Subject: Re: SHAKSPER: O Rare

Gabriel Egan wrote:

>If you want to find words that appear fewer times than 12 in the canon, look for

>words that appear fewer times overall in the table. You can do this by eye (as

>you would a printed concordance) or better still someone good at Excel might

>write you a formula that finds words appearing only once (or any arbitrary

>number of times) in the table.

>

>If there’s a SHAKSPERian who can do that, I’d be interested to share the

>formula.

When I looked at this on Friday, I did not think it was possible in Excel, but a lightbulb just came on in my head. Here's how you do it . . .

Load up the data into Excel according to Gabriel’s instructions. You should have exactly 167,961 rows in your spreadsheet, the first row being the headers. You should have Word in column A, Play in column B, Part in column C, Play Count in column D and Part Count in column E.

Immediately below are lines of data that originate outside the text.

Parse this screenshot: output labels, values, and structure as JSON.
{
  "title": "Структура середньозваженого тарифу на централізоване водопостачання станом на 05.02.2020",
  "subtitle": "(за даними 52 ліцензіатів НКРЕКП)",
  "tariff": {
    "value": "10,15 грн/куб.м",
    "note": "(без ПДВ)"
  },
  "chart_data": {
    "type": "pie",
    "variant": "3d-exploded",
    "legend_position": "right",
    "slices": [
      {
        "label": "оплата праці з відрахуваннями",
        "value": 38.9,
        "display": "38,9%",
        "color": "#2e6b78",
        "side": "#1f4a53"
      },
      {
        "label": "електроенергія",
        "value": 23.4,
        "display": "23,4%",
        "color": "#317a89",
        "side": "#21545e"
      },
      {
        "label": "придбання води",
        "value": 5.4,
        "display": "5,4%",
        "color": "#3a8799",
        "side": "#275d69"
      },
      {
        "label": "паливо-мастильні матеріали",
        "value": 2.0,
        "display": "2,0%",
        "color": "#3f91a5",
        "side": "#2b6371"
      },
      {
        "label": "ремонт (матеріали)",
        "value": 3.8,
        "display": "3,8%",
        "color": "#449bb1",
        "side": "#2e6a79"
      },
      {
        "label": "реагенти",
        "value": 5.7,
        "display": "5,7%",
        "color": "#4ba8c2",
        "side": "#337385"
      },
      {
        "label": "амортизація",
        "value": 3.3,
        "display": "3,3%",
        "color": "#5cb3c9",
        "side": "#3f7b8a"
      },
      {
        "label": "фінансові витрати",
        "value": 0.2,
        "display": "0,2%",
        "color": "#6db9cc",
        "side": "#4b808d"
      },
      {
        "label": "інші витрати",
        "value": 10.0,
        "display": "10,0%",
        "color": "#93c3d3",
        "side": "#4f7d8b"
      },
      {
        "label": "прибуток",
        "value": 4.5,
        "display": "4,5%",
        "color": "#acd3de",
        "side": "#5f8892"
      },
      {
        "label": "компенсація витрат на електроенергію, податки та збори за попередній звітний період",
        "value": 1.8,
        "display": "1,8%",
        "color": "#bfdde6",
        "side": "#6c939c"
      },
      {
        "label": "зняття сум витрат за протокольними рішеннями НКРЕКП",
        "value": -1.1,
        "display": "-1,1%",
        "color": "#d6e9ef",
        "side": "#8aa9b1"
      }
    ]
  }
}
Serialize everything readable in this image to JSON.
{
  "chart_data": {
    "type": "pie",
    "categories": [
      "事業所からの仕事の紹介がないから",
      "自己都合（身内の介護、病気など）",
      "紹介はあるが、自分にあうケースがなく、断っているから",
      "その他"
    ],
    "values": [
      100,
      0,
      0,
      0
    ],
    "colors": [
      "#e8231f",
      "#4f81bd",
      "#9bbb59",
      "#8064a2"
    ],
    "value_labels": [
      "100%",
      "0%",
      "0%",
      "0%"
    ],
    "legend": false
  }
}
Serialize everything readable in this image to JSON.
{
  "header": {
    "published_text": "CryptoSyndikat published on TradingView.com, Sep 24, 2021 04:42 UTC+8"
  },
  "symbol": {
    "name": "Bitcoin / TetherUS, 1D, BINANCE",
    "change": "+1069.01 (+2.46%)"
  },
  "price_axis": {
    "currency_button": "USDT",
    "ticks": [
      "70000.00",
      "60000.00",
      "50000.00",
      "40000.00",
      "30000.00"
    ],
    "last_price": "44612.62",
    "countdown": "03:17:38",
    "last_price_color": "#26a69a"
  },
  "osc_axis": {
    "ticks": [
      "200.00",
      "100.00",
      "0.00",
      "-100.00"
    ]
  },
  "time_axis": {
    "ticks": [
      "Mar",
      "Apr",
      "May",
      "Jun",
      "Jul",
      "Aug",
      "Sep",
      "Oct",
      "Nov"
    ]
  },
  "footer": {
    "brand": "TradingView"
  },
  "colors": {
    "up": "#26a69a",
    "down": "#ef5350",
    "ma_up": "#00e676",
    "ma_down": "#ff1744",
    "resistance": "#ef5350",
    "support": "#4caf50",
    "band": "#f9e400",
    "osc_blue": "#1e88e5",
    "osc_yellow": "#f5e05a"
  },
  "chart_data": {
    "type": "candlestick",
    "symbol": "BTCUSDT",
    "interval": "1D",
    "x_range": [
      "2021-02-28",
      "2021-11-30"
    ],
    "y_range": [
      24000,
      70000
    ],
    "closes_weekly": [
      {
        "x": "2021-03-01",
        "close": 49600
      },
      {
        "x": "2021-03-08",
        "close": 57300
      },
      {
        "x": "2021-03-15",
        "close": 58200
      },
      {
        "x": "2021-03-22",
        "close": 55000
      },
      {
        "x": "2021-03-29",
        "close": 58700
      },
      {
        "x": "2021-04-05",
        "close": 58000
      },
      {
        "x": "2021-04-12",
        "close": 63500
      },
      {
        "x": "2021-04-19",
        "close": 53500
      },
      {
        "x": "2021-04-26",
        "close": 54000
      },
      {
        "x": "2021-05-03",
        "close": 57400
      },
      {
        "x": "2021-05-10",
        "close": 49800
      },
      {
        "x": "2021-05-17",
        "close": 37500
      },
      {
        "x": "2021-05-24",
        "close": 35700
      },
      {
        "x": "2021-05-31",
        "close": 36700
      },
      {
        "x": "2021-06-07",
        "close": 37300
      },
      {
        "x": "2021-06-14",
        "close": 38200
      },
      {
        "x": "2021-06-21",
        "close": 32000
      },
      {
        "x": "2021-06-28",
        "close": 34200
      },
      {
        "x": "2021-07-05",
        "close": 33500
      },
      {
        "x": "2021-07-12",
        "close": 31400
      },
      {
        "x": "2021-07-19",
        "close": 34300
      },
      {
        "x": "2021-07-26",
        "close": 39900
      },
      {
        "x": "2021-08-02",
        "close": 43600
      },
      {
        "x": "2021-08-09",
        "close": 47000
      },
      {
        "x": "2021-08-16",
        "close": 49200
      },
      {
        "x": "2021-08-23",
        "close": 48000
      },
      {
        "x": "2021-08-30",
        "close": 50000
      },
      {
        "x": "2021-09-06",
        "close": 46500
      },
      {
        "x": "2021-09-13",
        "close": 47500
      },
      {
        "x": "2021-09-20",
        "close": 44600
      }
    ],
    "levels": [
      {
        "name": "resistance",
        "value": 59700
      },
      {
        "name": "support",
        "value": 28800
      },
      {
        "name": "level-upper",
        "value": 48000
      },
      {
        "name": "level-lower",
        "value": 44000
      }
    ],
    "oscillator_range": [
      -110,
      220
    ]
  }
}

To understand the formula I give below, let's first look at an example. Filter the spreadsheet so that it only shows you rows where Word = 'forester' and Play = 'AYL'. You should get the following:

forester,AYL,MND_OBERON,2,1

forester,AYL,LLL_PRINCESS,2,1

forester,AYL,MND_THESEUS,2,2

Add up the numbers in the Part Count column, i.e. 1 + 1 + 2 = 4. This tells you how many times the word occurs in plays other than AYL (it is spoken once by Oberon, once by the Princess of France and twice by Theseus in MND). Then add the number which is common to all the rows in the Play Count column, i.e. 2, being the number of times it is spoken by someone in AYL. This gives a total of 6, which is the number of times this word occurs in all the plays (according to the text Egan and Roth used).

Now for the formula. Remove the filter above if you applied it. Paste the following formula exactly as given below, into cell F2:

=D2+SUMIFS($E$2:$E$167961,$A$2:$A$167961,A2,$B$2:$B$167961,B2)

Cell F2 should now show you the number of times the word in that row occurs in all the plays. All you have to do is copy the formula into the rest of column F, which you should do very carefully as follows.

1. Close every other window on your PC apart from the spreadsheet.

2. Click in cell F2.

3. Press ctrl-C to copy it.

4. Do not click anywhere else but use the scrollbar to scroll right down to the last cell in column F, i.e. F167961.

5. Hold the shift key down and click in this cell.

6. Press ctrl-V.

7. Then go and have a cup of tea. When you come back, Excel will have calculated all the values in column F.

8. Now select the whole of column F and copy it using ctrl-C.

9. Paste it into column G but do NOT use ctrl-V to do it. Instead, use the Paste Special option and paste only the values (not the formulas!).

10. You now have the values you want in the G colummn. Delete the F column. It is essential to do this, otherwise every time you do something to the spreadsheet, Excel will recalculate everything and take forever.

11. Now you can just use the normal Excel filter function on column F to select the words that occur 2, 3, 4, or whatever number of times you want.

The SUMIFS formula works in Excel 2007 onwards. If you are using earlier versions of Excel, you will have to make do with the less powerful SUMIF formula. It takes a bit more work but is certainly possible.